В позолоченных рамах я увидела двух красавиц, одна из которых была изображена с изумительными зелёными серьгами на фоне волос цвета воронова крыла, вторая, может быть даже более красивая, была совершенно седа, хотя так же молода и стройна, что и первая. На руке её был нарисован перстень с дорогим сардониксом, в нём я узнала головку того самого ключа, который сейчас находился у меня на пальце. Оба портрета были подписаны одним художником — Марио Маскарелли.
Между тем нас никто не встречал. Напрасно я с нетерпением оглядывалась, ожидая увидеть его мать, госпожу Катену, или хотя бы тётку. Нет, никто не появился. Мозаичный пол из дерева и кости и инкрустированные двери привели нас в комнату на втором этаже, а потом в маленькую домашнюю церковь, которая находилась над входом в дом.

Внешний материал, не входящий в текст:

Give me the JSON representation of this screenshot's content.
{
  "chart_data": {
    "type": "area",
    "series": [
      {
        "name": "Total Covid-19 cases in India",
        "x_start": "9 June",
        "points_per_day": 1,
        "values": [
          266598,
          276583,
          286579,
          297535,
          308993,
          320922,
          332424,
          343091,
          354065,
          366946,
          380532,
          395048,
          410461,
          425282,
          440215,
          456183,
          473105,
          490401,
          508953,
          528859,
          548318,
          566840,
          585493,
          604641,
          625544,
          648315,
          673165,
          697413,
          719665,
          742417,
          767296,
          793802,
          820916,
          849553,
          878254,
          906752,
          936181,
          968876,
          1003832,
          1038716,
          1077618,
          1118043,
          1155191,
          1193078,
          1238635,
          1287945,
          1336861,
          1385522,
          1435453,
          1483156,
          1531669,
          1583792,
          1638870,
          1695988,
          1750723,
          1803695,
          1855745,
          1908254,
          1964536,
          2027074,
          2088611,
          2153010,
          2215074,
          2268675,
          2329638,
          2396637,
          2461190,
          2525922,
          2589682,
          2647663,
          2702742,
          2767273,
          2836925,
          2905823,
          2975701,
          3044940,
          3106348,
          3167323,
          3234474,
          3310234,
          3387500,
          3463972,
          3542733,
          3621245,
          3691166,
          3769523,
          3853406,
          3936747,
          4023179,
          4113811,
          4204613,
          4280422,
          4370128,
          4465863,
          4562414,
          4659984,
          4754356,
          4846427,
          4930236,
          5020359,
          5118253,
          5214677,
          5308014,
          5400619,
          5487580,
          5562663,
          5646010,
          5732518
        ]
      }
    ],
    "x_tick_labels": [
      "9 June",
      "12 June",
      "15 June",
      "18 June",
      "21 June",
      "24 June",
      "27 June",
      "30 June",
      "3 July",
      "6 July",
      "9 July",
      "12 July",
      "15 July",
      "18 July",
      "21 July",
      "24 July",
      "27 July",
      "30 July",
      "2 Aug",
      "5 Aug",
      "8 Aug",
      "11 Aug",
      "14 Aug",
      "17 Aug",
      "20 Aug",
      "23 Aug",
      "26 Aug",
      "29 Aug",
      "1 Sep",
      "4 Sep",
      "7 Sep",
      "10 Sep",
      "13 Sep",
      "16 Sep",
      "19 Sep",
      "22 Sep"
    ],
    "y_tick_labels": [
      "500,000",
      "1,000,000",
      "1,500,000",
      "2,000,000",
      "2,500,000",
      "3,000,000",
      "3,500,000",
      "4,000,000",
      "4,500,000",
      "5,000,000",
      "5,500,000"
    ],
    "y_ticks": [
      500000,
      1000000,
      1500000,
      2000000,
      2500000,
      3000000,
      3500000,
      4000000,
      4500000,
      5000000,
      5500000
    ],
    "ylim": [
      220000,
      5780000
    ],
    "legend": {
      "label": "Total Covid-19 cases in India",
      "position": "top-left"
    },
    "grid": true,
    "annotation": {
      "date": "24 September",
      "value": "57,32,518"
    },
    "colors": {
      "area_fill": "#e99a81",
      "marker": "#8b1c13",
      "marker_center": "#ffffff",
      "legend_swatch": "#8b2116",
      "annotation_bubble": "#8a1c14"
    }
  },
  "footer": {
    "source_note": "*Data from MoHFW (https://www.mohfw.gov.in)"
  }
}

В полумраке церкви, стоя на коленях, молилась какая-то старуха. Я подумала, что, может быть, это его мать или тётка, но, когда спросила его об этом, он сладко улыбнулся:
— Да нет, это Селена, наша старая служанка.
В третьей комнате я увидела поясные портреты тех же двух красавиц, чрезвычайно похожих друг на друга. На тёткином портрете была изображена гитара, а на портрете матери одна из церквей Котора. На заднем плане и того и другого портрета виднелись сценки которского карнавала. Тут он сказал, что тётка завещала его будущей избраннице свои драгоценные серьги.
— Правда, при одном условии, — добавил он, — моя возлюбленная должна уметь играть на гитаре. Судя по всему, серьги предназначаются тебе.
Тогда я спросила:
— Где они?
Он ответил, что они давно мертвы.
— Разве серьги могут умереть? — удивилась я, на что он опять улыбнулся и вынул из кармана пару чудесных серёг итальянской работы, похожих на две зелёные слезы. Это были те самые серьги, которые я видела на портрете его тётки на лестнице.
— И мама, и тётка давно умерли, — добавил он. — Мать я едва помню, а тётка была мне вместо матери. Ты видела, как красивы были обе…
Я принялась извиняться, он вдел серьги мне в уши, поцеловал меня, и мы продолжили осматривать дом. В одной из комнат я обнаружила две постели — мужскую и женскую. Мужская постель была повернута в сторону севера, женская — в сторону юга. Мужская была узкой койкой, взятой, видимо, с какого-то судна. Женская представляла собой огромную кровать из кованого металла, опиравшуюся на шесть ножек и украшенную латунными шарами. Она была такой высокой, что на ней можно было накрывать ужин, как на столе. Зелёные серьги у меня в ушах вдруг начали источать аромат. Он немного напоминал тот самый его сладковатый немой аккорд.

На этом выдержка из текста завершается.